Thursday, January 21, 2010

David Van Os On Massachusetts Election


Following the Democratic defeat in Massachusetts, Texas progressive David Van Os provides the following thought:


Yesterday in Massachusetts, one of the most reliably Democratic states in the country, the voters handed Ted Kennedy's seat to a Republican who campaigned against the Obama administration's health care plan.

For the sake of our country, I hope this turn of events serves as a wake-up call to President Obama and his advisors. Barack Obama did not win the presidency by calling out for caution and incrementalism. We all know this. He won the presidential election because he inspired a significant winning margin of voters with his bold calls for hope and change. Yet for Obama's first year in office his message to the populist base that gave him a mandate was, "Don't expect too much". The audacious, ringing cry "Yes we can!" turned into the cautious admonition, "No we can't".

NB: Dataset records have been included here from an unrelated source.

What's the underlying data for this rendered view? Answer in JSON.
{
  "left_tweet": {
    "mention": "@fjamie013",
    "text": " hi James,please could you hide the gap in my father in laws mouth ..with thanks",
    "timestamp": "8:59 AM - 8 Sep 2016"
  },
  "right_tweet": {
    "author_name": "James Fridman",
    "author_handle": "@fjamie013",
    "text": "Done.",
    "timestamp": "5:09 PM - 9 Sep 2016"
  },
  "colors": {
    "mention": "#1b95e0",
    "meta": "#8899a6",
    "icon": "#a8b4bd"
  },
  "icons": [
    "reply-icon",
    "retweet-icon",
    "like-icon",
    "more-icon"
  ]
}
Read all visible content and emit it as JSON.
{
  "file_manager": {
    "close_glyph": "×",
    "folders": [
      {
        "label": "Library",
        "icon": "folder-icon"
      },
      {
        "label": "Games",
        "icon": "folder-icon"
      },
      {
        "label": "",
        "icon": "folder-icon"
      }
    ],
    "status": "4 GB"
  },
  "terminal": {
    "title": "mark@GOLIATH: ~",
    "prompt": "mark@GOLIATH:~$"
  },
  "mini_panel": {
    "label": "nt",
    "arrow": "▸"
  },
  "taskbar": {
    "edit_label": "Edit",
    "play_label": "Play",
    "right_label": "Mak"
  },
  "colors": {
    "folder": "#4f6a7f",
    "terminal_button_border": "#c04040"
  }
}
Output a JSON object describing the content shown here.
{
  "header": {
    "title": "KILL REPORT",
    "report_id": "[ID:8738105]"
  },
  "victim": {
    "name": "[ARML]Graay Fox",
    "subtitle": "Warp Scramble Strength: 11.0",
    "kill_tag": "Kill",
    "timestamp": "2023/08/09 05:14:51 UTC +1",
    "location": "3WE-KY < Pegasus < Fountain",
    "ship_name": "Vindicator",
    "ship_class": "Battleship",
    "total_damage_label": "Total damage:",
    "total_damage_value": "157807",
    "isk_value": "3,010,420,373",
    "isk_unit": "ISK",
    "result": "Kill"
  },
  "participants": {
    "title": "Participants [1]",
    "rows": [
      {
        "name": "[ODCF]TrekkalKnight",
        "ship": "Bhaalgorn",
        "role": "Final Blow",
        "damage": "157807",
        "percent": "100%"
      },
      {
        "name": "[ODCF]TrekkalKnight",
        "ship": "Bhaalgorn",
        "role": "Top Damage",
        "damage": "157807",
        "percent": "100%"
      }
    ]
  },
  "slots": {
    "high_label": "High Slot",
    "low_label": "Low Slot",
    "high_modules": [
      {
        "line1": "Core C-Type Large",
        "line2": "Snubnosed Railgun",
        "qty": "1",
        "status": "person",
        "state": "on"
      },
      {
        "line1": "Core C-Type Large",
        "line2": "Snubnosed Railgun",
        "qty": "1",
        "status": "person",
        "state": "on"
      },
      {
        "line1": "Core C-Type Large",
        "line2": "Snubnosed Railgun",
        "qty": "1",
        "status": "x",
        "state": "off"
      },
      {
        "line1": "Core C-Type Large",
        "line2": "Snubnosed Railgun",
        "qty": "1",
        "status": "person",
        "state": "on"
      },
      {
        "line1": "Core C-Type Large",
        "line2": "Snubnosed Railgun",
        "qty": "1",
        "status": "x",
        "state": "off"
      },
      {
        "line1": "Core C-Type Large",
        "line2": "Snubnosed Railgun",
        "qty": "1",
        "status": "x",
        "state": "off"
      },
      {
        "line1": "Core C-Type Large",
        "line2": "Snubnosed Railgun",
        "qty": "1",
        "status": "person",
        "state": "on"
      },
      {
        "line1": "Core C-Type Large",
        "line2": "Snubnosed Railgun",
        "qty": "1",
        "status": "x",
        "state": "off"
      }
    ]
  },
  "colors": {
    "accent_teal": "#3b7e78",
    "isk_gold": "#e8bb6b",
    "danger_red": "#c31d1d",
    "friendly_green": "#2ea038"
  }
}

I didn't just start saying this today. Here is a Letter to the Editor of mine that the San Antonio Express-News published last July.
Working People Get the Short End of the Stick Again

Many of the populist-minded grassroots voters who formed the core of Obama's voter base do not feel motivated to rally around a health care plan that the robber barons who created the health care crisis helped to write, and that did not and does not offer anything bold or visionary to be inspired about. This was a time for something bold and visionary, but we got incrementalism and caution instead. Instead of fighting for the people we got a deplorable concentration on appeasing the opponents of progress.
The "public option" conceived by the White House was minimal anyway, but it would have at least brought some change and started the country on the right track. Without it, the administration bill becomes regressive - it will strengthen, not diminish, the oligopoly power of the insurance and health care robber barons, and make real change more remote than it is now.
The Obama administration and its allies in the Congress gave the Obama support base nothing to get excited about. As a consequence the mass of that support base did not and is not infusing passion or energy into the health care fray. Meanwhile the Employee Free Choice Act, which as originally introduced would have at long last re-energized the labor movement to the benefit of health care and every other socio-economic need of working people (the best solution for health care always has been and always will be a strong collective bargaining system powered by strong unions), got rudely shoved to the side.
All in all, the robber barons continue to run the show and the blue collar and white collar working Americans continue to get the short end of the stick.
David Van Os
(Published by San Antonio Express-News in Letters to the Editor, July 2009)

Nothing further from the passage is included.